April 17, 2005

MOVED!

Ponderings has moved to the following URL:

http://goringe.net/ponderings/

Please BOOKMARK the new site for future reference. Thanks!

Posted by Dayan at 08:03 PM | Comments (0)

April 04, 2005

CIVILISATION

As we'd both managed to secure babysitters on Saturday evening, Sureka, Chris, Duncan and I decided to go out to dinner. We went to a little restaurant called Simbiosi in North Ryde (Dayan's ratings: Food 7/10, Service 8/10, Ambiance 8/10, Overall value 6/10).
Sureka made the brilliant suggestion that under no circumstances throughout the evening were we permitted to discuss kids or dogs. We only broke the rule once - opting instead to have low key conversations about religion, architecture, politics, entertainment, food & wine, travel and the like. We enjoyed some fine dining, and a few nice glasses of red, with no guilt, no labour and no distractions.

Very civilised indeed.

And how very tempting to make this a regular ritual...

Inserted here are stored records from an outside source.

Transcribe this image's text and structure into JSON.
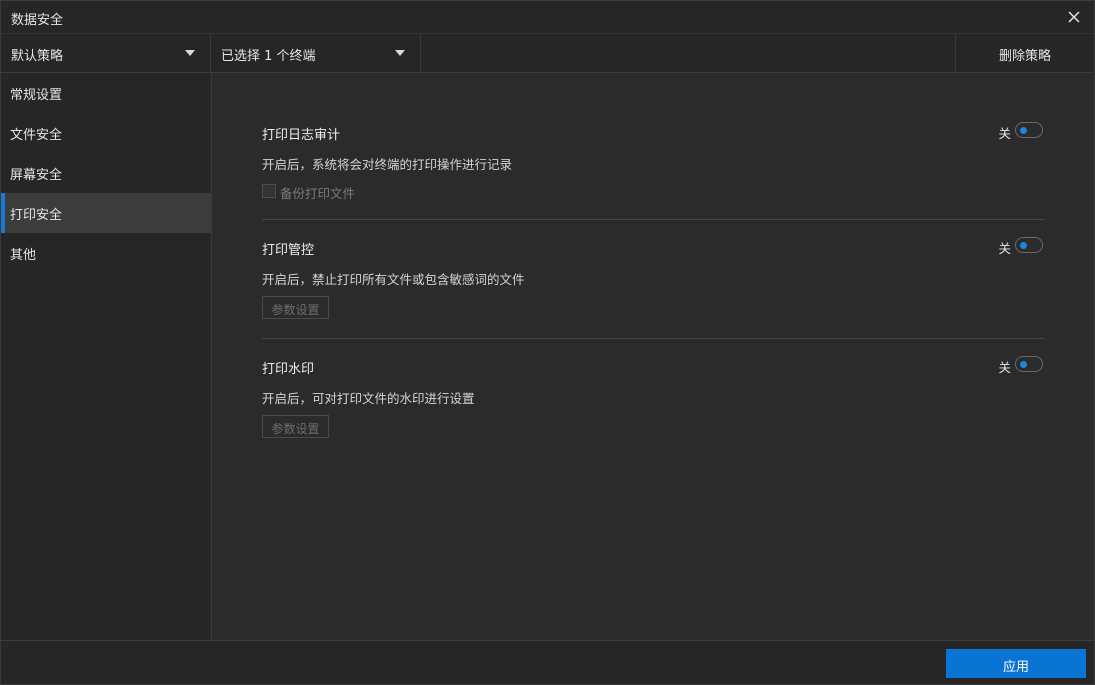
{
  "window": {
    "title": "数据安全"
  },
  "toolbar": {
    "policy_select": "默认策略",
    "terminal_select": "已选择 1 个终端",
    "delete_policy": "删除策略"
  },
  "sidebar": {
    "items": [
      {
        "label": "常规设置",
        "active": false
      },
      {
        "label": "文件安全",
        "active": false
      },
      {
        "label": "屏幕安全",
        "active": false
      },
      {
        "label": "打印安全",
        "active": true
      },
      {
        "label": "其他",
        "active": false
      }
    ]
  },
  "sections": [
    {
      "title": "打印日志审计",
      "toggle_state": "关",
      "description": "开启后，系统将会对终端的打印操作进行记录",
      "checkbox_label": "备份打印文件",
      "checkbox_checked": false
    },
    {
      "title": "打印管控",
      "toggle_state": "关",
      "description": "开启后，禁止打印所有文件或包含敏感词的文件",
      "button_label": "参数设置"
    },
    {
      "title": "打印水印",
      "toggle_state": "关",
      "description": "开启后，可对打印文件的水印进行设置",
      "button_label": "参数设置"
    }
  ],
  "footer": {
    "apply_label": "应用"
  },
  "colors": {
    "accent": "#0a74d4",
    "background": "#262626",
    "content_bg": "#2b2b2b"
  }
}
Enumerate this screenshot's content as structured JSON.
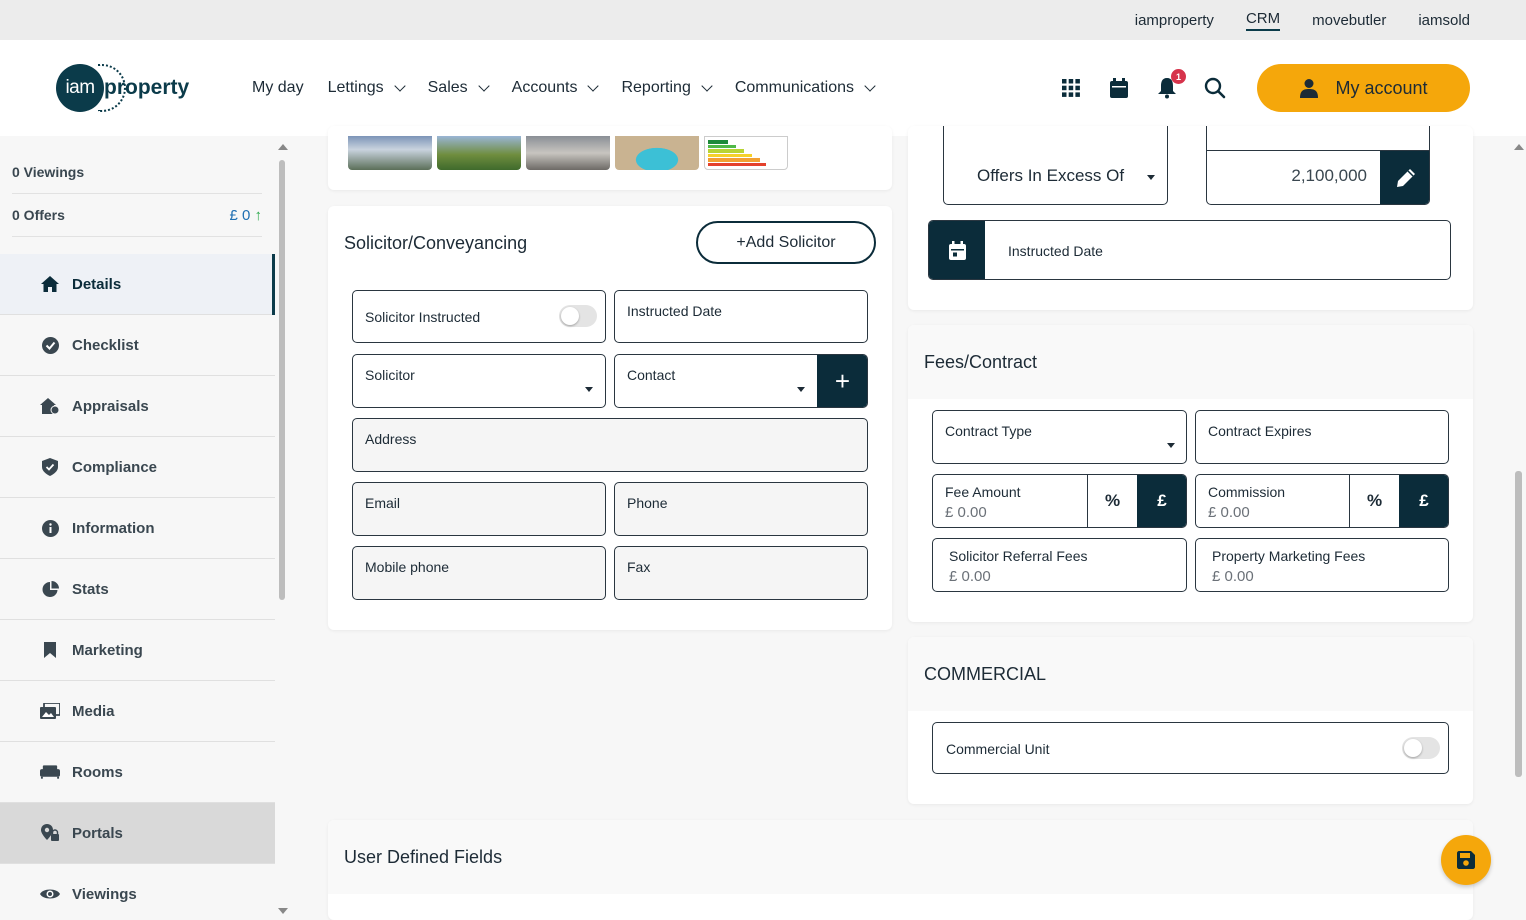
{
  "top_links": [
    "iamproperty",
    "CRM",
    "movebutler",
    "iamsold"
  ],
  "logo": {
    "circle": "iam",
    "text": "property"
  },
  "nav": {
    "my_day": "My day",
    "lettings": "Lettings",
    "sales": "Sales",
    "accounts": "Accounts",
    "reporting": "Reporting",
    "communications": "Communications"
  },
  "header": {
    "notification_count": "1",
    "account_label": "My account"
  },
  "sidebar": {
    "viewings": "0 Viewings",
    "offers": "0 Offers",
    "offers_value": "£ 0",
    "items": [
      "Details",
      "Checklist",
      "Appraisals",
      "Compliance",
      "Information",
      "Stats",
      "Marketing",
      "Media",
      "Rooms",
      "Portals",
      "Viewings"
    ]
  },
  "solicitor": {
    "title": "Solicitor/Conveyancing",
    "add_button": "+Add Solicitor",
    "solicitor_instructed": "Solicitor Instructed",
    "instructed_date": "Instructed Date",
    "solicitor": "Solicitor",
    "contact": "Contact",
    "address": "Address",
    "email": "Email",
    "phone": "Phone",
    "mobile": "Mobile phone",
    "fax": "Fax"
  },
  "price": {
    "qualifier": "Offers In Excess Of",
    "amount": "2,100,000",
    "instructed_date": "Instructed Date"
  },
  "fees": {
    "title": "Fees/Contract",
    "contract_type": "Contract Type",
    "contract_expires": "Contract Expires",
    "fee_amount": "Fee Amount",
    "fee_value": "£ 0.00",
    "commission": "Commission",
    "commission_value": "£ 0.00",
    "percent": "%",
    "pound": "£",
    "solicitor_referral": "Solicitor Referral Fees",
    "solicitor_referral_value": "£ 0.00",
    "marketing_fees": "Property Marketing Fees",
    "marketing_fees_value": "£ 0.00"
  },
  "commercial": {
    "title": "COMMERCIAL",
    "unit": "Commercial Unit"
  },
  "user_defined": {
    "title": "User Defined Fields"
  },
  "colors": {
    "brand": "#0b3b4a",
    "accent": "#f5a70b",
    "badge": "#d6334b"
  }
}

Posted by Dayan at 10:56 AM | Comments (1)

March 28, 2005

ZOO FRIENDS

Last weekend, Duncan and I took Jahan to Taronga Zoo. (Some pics here). Needless to say, Jahan loved it - there's not a lot more to say about that. So the point of this entry was actually to deliberate the remarkable way in which parenthood can dramatically alter a person.

I grew up in Africa. Where I lived (well, not far from there), the animals owned the land. Herds of majestic African elephants, giraffe, impala and buffalo would graze freely in thousands of hectares of National Park; prides of lions would hunt amongst the beasts - nature was left to fend for itself. We were the outsiders. We would visit the animals as they rested, driving through their land in our little jeep, and if we got eaten... well, them's the breaks.

The first time I went to Taronga Zoo, on a high school excursion in 1983, I cried. The elephant courtyard was no more than a few hundred square meters. The lions were kept in a tiny enclosure behind sheets of thick glass. The deer were behind bars. And three magnificent giraffe fell over each other in an area smaller than the block of land on which we lived. I couldn't bear it. And I swore then that I would never voluntarily return to this place.

Well, isn't it interesting (and somewhat ridiculous) how things change. After having battled my resistance to taking Jahan to the zoo for some 20 months, I conceded to sheer guilt, finally acknowledging how much it would delight him. And the look on his face when he saw those animals was reward enough.

Am I still just a little bit disgusted that Africa's most precious assets were contained in glorified cages for all to see? Well... yes. But I guess, as with many things over the years, passion sometimes gives way to passion of another kind.

So we left the zoo last weekend, not only with a delighted child, but with rolls of film, brochures, posters, and a sense of gratification I never dreamt I would feel from ever visiting a zoo. Oh... and a year-long membership for multiple entry.